One of its essential residents, and a bellwether species, is the predominantly tree-living orangutan, which subsists largely on fruit and is slow to reproduce. Its decimation is considered a loss to humanity and the planet.

Hilton 548A9348_700

© Paul Hilton

Whereas the Sumatran orangutan’s range once extended south into Java, today the Leuser Ecosystem is this population’s last bulwark against extinction. Its population has declined by more than 80 percent over the last 75 years due to deforestation, poaching, export to the zoo and pet trade, and killing. Between 6,000 and 7,000 survive.

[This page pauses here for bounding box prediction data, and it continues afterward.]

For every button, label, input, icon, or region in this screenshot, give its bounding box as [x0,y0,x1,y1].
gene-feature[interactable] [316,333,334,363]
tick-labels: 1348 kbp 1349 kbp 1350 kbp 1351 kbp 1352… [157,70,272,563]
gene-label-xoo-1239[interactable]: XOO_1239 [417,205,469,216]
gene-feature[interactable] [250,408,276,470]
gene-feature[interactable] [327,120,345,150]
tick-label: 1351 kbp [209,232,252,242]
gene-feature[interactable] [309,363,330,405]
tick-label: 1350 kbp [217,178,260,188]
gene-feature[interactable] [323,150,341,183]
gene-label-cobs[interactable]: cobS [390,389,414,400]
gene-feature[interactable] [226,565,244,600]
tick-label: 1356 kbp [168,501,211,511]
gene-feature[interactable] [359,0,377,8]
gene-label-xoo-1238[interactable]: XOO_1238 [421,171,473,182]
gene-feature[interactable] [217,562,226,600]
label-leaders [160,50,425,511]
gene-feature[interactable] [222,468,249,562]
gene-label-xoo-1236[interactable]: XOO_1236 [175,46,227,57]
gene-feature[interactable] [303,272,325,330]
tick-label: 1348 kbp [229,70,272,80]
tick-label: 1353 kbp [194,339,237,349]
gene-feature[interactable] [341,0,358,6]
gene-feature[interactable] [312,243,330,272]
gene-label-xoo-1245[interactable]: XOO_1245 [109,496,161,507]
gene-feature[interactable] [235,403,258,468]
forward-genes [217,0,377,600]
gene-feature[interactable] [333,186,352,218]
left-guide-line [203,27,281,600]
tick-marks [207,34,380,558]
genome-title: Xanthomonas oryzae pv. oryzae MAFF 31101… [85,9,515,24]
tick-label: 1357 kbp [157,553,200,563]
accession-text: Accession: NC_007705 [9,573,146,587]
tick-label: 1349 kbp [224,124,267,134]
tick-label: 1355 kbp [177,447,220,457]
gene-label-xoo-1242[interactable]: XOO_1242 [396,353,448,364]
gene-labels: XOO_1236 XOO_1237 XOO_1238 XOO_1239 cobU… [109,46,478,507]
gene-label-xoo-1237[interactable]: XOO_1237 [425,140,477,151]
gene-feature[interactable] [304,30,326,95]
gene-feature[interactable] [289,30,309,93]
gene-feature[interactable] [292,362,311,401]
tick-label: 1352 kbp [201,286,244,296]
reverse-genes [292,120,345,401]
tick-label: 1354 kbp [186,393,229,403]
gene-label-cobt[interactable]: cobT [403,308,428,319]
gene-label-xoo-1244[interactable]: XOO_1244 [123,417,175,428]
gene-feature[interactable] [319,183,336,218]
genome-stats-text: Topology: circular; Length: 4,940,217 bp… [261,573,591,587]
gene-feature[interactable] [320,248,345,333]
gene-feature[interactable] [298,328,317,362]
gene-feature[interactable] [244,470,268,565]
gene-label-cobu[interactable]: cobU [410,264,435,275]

The Leuser Ecosystem, comprising protected forest and nature reserves, industrial forestland, numerous villages, and the Gunung Leuser National Park (part of a larger UNESCO World Heritage site), is considered an environmentally strategic area, covered by multilayered laws limiting or forbidding development.

However, illegal palm oil cultivation and mining are widespread, in some cases with government-issued permits. Some 30 companies were operating illegally inside the ecosystem in 2014, according to the Rainforest Action Network.

“At least,” Farhan says, “when the laws are clear, we can sue to get rid of illegal operators.”

The lack of legal clarity over Leuser causes problems for law-enforcement officials and investors alike, she says. Companies may be told that they can build a plantation, and then communities or local governments sue them and they have to halt operations.

Since 2014, Indonesian President Joko Widodo has made some efforts to reduce illegal forest activity, such as rejecting 61 palm-oil applications, bringing those implicated in slash-and-burn forest fires to court, and prohibiting peatland conversion for industrial agriculture.

While Farhan and her partners await a decision on their appeal, expected during the summer of 2017, proposals by the provincial government are under way to build three major roads cutting through the east wing of the ecosystem.

Local government officials claim that roads are necessary to connect communities, but, says Farhan, “Logging and poaching become more common as the forest becomes more accessible…and we know that endangered species populations shrink with habitat loss.”

The multiyear process to bring her case to court united citizen groups and community leaders and attracted international supporters, including the actor Leonardo DiCaprio, who featured Indonesian deforestation in his film on climate change, Before the Flood.

“We continue to be optimistic,” Farhan says. “Although we lost in court, we won hearts and minds in the process. I’m stubborn and refuse to accept that…the forest and species like the orangutan could disappear just like that,” she says.